Good enough for Britain. Good enough for the European Union. Not good enough for the United States.
That’s what the U.S. Food and Drug Administration thinks about the evidence for the Oxford-developed, AstraZeneca-made COVID-19 vaccine: the cheap, refrigerator-friendly, easy-to-transport injection that, so far at least, is 100% successful at keeping people with COVID-19 out of the hospital. The Oxford vaccine has been given to more than a million British citizens, and the EU is now scrambling to find as many doses as it can to compensate for its own slow vaccine rollout.
The FDA’s deadly delay should end immediately. It should let Americans get the Oxford vaccine, a vaccine with millions of doses ready to go, manufactured right in Baltimore, Maryland.
So why hasn’t the Oxford vaccine been approved for use in the U.S.? Because the FDA made clear that AstraZeneca needed to finish its lengthy trials in the U.S., above and beyond the trials AstraZeneca had already run in the United Kingdom, Brazil, and South Africa.
Why would the FDA do such a thing, telling a company to hand in the same homework twice, demanding more evidence than even the ultra-cautious European Medicines Agency? It’s hard to know the true motivations of any federal bureaucracy. But the FDA, like most federal agencies, is directly beholden to Congress — the power of the purse and all — and back in October, House Speaker Nancy Pelosi made it clear that the FDA should reject calls to look at British data when trying to deciding if the vaccine was safe and effective.
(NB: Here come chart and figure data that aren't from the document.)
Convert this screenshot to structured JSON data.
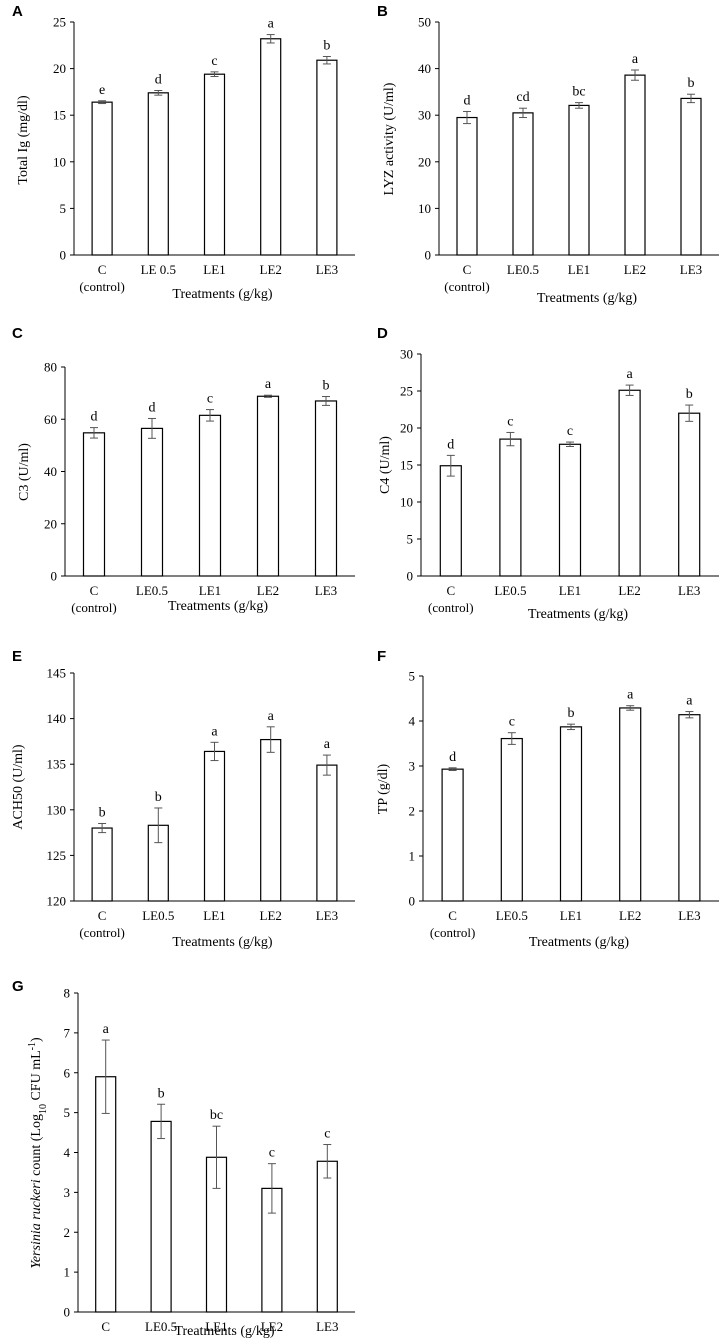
{
  "chart_data": [
    {
      "panel": "A",
      "type": "bar",
      "categories": [
        "C\n(control)",
        "LE 0.5",
        "LE1",
        "LE2",
        "LE3"
      ],
      "values": [
        16.4,
        17.4,
        19.4,
        23.2,
        20.9
      ],
      "errors": [
        0.15,
        0.25,
        0.25,
        0.45,
        0.4
      ],
      "letters": [
        "e",
        "d",
        "c",
        "a",
        "b"
      ],
      "ylabel": "Total Ig (mg/dl)",
      "xlabel": "Treatments (g/kg)",
      "ylim": [
        0,
        25
      ],
      "yticks": [
        0,
        5,
        10,
        15,
        20,
        25
      ]
    },
    {
      "panel": "B",
      "type": "bar",
      "categories": [
        "C\n(control)",
        "LE0.5",
        "LE1",
        "LE2",
        "LE3"
      ],
      "values": [
        29.5,
        30.5,
        32.1,
        38.6,
        33.6
      ],
      "errors": [
        1.3,
        1.0,
        0.6,
        1.1,
        0.9
      ],
      "letters": [
        "d",
        "cd",
        "bc",
        "a",
        "b"
      ],
      "ylabel": "LYZ activity (U/ml)",
      "xlabel": "Treatments (g/kg)",
      "ylim": [
        0,
        50
      ],
      "yticks": [
        0,
        10,
        20,
        30,
        40,
        50
      ]
    },
    {
      "panel": "C",
      "type": "bar",
      "categories": [
        "C\n(control)",
        "LE0.5",
        "LE1",
        "LE2",
        "LE3"
      ],
      "values": [
        54.8,
        56.5,
        61.5,
        68.8,
        67.0
      ],
      "errors": [
        2.0,
        3.8,
        2.2,
        0.4,
        1.7
      ],
      "letters": [
        "d",
        "d",
        "c",
        "a",
        "b"
      ],
      "ylabel": "C3 (U/ml)",
      "xlabel": "Treatments (g/kg)",
      "ylim": [
        0,
        80
      ],
      "yticks": [
        0,
        20,
        40,
        60,
        80
      ]
    },
    {
      "panel": "D",
      "type": "bar",
      "categories": [
        "C\n(control)",
        "LE0.5",
        "LE1",
        "LE2",
        "LE3"
      ],
      "values": [
        14.9,
        18.5,
        17.8,
        25.1,
        22.0
      ],
      "errors": [
        1.4,
        0.9,
        0.3,
        0.7,
        1.1
      ],
      "letters": [
        "d",
        "c",
        "c",
        "a",
        "b"
      ],
      "ylabel": "C4 (U/ml)",
      "xlabel": "Treatments (g/kg)",
      "ylim": [
        0,
        30
      ],
      "yticks": [
        0,
        5,
        10,
        15,
        20,
        25,
        30
      ]
    },
    {
      "panel": "E",
      "type": "bar",
      "categories": [
        "C\n(control)",
        "LE0.5",
        "LE1",
        "LE2",
        "LE3"
      ],
      "values": [
        128.0,
        128.3,
        136.4,
        137.7,
        134.9
      ],
      "errors": [
        0.5,
        1.9,
        1.0,
        1.4,
        1.1
      ],
      "letters": [
        "b",
        "b",
        "a",
        "a",
        "a"
      ],
      "ylabel": "ACH50 (U/ml)",
      "xlabel": "Treatments (g/kg)",
      "ylim": [
        120,
        145
      ],
      "yticks": [
        120,
        125,
        130,
        135,
        140,
        145
      ]
    },
    {
      "panel": "F",
      "type": "bar",
      "categories": [
        "C\n(control)",
        "LE0.5",
        "LE1",
        "LE2",
        "LE3"
      ],
      "values": [
        2.93,
        3.61,
        3.87,
        4.29,
        4.14
      ],
      "errors": [
        0.03,
        0.13,
        0.06,
        0.05,
        0.07
      ],
      "letters": [
        "d",
        "c",
        "b",
        "a",
        "a"
      ],
      "ylabel": "TP (g/dl)",
      "xlabel": "Treatments (g/kg)",
      "ylim": [
        0,
        5
      ],
      "yticks": [
        0,
        1,
        2,
        3,
        4,
        5
      ]
    },
    {
      "panel": "G",
      "type": "bar",
      "categories": [
        "C\n(control)",
        "LE0.5",
        "LE1",
        "LE2",
        "LE3"
      ],
      "values": [
        5.9,
        4.78,
        3.88,
        3.1,
        3.78
      ],
      "errors": [
        0.92,
        0.43,
        0.78,
        0.62,
        0.42
      ],
      "letters": [
        "a",
        "b",
        "bc",
        "c",
        "c"
      ],
      "ylabel_italic": "Yersinia ruckeri",
      "ylabel_rest": " count (Log",
      "ylabel_sub": "10",
      "ylabel_end": " CFU mL",
      "ylabel_sup": "-1",
      "ylabel_close": ")",
      "xlabel": "Treatments (g/kg)",
      "ylim": [
        0,
        8
      ],
      "yticks": [
        0,
        1,
        2,
        3,
        4,
        5,
        6,
        7,
        8
      ]
    }
  ]
}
She told reporters: “We need to be very careful about what happens in the U.K. We have very stringent rules in terms of the Food and Drug Administration here about the number of clinical trials, the timing, the number of people, and all the rest … My concern is that the U.K.’s system for that kind of judgment is not on a par with ours in the United States.”
The FDA apparently got the message: It still hasn’t approved the Oxford vaccine, even months later. Understandably, no federal agency wants to get on the wrong side of the speaker of the House, and the speaker is probably just distilling the views of Congress as a whole, which has always been too willing to emphasize ever-greater drug safety even at the cost of deadly delay.
My colleague at George Mason University, Alex Tabarrok, refers to the “invisible graveyard” — those dead because lifesaving drugs and vaccines were delayed or never invented. Every day we delayed vaccine approval in 2020 was a day that COVID-19 could spread unabated, killing people in the U.S. in the hundreds of thousands. And that deadly delay continues in 2021.
It’s obvious to every serious observer that, by normal standards, the Oxford vaccine is safe and effective. When you look around to see why some still support the (hopefully temporary) Oxford vaccine ban, they’ll point to two facts: First, AstraZeneca accidentally gave half doses to a lot of test subjects. Second, in the main vaccine study, there wasn’t much difference in the infection rates of the elderly between the placebo (water-shot) group and those who received the real vaccine.
Well, the half-dose mistake really turned out to be a blessing in disguise. It looks possible that giving a half dose first and the full dose later might yield an even better immune response than two full doses!
And the only reason the vaccine trial showed that the vaccine didn’t work any better than the placebo among the elderly is that almost none of the elderly were infected with COVID-19, whether they got the placebo or the vaccine! It looks like the elderly people in the AstraZeneca vaccine trial were a mix of lucky and cautious. But simple blood tests made it clear that the Oxford vaccine generated a strong immune response in the elderly, so normal science suggests the elderly who get the Oxford vaccine are going to have a lot of antibodies to fight off serious COVID-19 infection.
Some European countries have decided, in order to be on the safe side, only to recommend the Oxford vaccine to people under 65 — and if the U.S. followed that path, it’d surely be better than continuing the FDA’s 100% ban on the Oxford vaccine.
The FDA should approve the Oxford vaccine immediately. Since it doesn’t require fancy freezers, it will easily reach small towns and local clinics in a way that current COVID-19 vaccines in the U.S. can’t. Full approval would be perfect, and top leaders in Congress should immediately write a joint letter calling on the FDA to approve the Oxford vaccine without delay. But even under-65 approval would be good enough since, as always, we should never make perfect the enemy of the lifesaving.
Garett Jones is associate professor of economics at George Mason University and author, most recently, of 10% Less Democracy: Why You Should Trust Elites a Little More and the Masses a Little Less (Stanford University Press).